As part of a data backup plan, you should consider the following:
- What data (files and folders) to backup?
- How often to run your backups?
- What kind of media on which to store the backups?
- Where to store the backup data for safekeeping?
24 What data should I backup?
In general, you should backup any work or data that can't be replaced easily. Some examples are word processing documents, spreadsheets, databases (for financial data), customer data, and personal files such as pictures, music files, emails, etc. As a rule of thumb, do not backup programs or system folders. Programs will need to be reinstalled before you can run them and system folders can be restored from your operating system install disc. Be sure to save program installation discs, operating system discs, and registration information in a safe place. If you have downloaded any of your applications, you should save the install files whenever possible.
25 What kind of media should I use and where should I store my backups?

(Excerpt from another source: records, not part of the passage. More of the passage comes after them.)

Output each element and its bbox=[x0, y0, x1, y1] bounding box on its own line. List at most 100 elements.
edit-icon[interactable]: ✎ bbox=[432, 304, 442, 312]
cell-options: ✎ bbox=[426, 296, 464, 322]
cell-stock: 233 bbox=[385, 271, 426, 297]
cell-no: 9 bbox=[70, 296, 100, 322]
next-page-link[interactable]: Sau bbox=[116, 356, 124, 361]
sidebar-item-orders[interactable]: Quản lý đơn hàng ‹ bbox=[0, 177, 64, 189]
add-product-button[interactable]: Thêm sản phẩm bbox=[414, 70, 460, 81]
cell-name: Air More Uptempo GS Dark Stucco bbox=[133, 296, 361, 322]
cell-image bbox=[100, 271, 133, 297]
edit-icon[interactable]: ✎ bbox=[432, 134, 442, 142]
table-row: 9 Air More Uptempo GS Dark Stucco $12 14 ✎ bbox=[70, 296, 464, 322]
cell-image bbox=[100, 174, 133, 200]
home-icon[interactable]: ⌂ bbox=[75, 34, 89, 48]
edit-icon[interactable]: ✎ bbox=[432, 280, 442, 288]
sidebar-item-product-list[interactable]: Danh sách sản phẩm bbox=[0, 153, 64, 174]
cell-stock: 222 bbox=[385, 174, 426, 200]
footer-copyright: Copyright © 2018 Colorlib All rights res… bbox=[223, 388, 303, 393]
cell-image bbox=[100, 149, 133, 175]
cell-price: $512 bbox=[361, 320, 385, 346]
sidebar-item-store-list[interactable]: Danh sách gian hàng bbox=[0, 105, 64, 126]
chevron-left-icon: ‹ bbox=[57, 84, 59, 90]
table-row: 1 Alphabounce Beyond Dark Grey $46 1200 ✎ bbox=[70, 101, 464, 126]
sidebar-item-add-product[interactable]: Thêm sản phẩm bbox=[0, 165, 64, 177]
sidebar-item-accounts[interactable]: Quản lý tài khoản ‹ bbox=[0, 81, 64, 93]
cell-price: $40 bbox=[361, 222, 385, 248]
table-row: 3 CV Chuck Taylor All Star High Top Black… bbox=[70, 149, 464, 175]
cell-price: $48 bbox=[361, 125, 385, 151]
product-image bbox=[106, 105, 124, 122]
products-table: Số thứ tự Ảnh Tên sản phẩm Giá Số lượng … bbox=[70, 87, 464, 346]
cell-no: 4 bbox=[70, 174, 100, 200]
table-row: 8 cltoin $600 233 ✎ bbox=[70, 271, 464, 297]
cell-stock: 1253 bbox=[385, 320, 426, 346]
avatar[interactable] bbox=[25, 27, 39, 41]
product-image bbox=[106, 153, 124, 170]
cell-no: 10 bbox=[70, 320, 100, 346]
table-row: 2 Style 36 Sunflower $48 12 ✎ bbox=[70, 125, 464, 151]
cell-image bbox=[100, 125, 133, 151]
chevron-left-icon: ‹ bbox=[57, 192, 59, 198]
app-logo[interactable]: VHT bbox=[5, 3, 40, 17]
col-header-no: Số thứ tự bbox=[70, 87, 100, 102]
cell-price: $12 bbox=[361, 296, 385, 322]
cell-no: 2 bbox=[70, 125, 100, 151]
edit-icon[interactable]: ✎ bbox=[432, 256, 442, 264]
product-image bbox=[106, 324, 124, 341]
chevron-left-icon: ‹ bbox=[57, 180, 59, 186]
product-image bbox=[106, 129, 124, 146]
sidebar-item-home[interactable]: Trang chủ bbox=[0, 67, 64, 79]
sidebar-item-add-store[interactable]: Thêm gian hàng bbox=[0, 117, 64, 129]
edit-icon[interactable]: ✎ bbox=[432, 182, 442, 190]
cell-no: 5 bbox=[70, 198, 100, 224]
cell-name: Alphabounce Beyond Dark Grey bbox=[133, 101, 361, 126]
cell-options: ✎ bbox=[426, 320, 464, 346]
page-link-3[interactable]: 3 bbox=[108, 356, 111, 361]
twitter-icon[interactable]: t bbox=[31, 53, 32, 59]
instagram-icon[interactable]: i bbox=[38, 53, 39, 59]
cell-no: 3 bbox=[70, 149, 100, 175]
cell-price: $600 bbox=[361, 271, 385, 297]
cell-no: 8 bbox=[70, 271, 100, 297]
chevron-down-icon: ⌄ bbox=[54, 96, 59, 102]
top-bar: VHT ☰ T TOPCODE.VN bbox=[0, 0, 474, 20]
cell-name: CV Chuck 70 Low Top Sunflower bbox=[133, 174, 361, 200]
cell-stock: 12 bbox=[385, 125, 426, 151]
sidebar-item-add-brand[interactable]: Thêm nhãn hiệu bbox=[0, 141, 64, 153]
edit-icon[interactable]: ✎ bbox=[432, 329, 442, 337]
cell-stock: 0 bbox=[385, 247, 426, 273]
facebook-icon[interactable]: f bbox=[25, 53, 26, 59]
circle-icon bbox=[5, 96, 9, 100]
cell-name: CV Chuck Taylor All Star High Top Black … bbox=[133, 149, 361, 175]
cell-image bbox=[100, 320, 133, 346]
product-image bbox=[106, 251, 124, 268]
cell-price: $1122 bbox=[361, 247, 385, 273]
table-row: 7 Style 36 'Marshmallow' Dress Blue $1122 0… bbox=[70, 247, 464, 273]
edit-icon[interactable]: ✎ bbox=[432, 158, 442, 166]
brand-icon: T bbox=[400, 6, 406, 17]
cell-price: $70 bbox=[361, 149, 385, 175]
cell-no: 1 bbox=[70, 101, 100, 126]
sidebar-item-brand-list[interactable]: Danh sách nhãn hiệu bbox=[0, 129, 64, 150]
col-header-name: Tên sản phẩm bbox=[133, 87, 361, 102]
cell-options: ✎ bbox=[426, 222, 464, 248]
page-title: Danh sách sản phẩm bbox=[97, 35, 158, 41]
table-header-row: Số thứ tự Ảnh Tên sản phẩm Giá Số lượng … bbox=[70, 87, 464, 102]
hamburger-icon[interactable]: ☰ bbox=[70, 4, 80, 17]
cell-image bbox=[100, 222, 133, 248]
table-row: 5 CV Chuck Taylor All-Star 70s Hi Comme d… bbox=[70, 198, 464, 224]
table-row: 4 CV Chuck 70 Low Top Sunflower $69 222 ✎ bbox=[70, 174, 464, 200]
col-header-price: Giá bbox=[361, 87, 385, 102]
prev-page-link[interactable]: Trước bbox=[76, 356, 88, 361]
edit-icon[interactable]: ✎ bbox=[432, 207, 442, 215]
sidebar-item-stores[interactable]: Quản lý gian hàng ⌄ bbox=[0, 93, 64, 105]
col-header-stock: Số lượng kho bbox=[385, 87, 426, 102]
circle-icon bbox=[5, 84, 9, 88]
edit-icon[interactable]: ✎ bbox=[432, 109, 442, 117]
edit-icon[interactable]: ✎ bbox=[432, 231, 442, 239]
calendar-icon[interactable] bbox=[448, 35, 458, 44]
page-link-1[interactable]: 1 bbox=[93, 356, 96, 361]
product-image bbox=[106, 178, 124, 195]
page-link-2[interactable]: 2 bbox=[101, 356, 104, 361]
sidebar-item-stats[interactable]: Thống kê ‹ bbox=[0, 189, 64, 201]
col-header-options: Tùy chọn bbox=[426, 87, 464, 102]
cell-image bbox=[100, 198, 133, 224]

You can store your backup files on any file storage media you have available. The most common examples for a home user would be an additional local hard drive, an external hard drive, optical discs (CDs, DVDs), flash drives and cloud storage like google drive, one drive, drop box etc. Keep in mind that you should not store backups on the same hard drive as the files that you're backing up. If you do and anything happens to that hard drive, you will have lost both the originals and the backups. A best practice for storing backups is to keep a copy of the backup files on-site (in your home or office) for easy access and a copy off-site in case of fire, flood, or other damage to your location which could damage or destroy the on-site backup copy.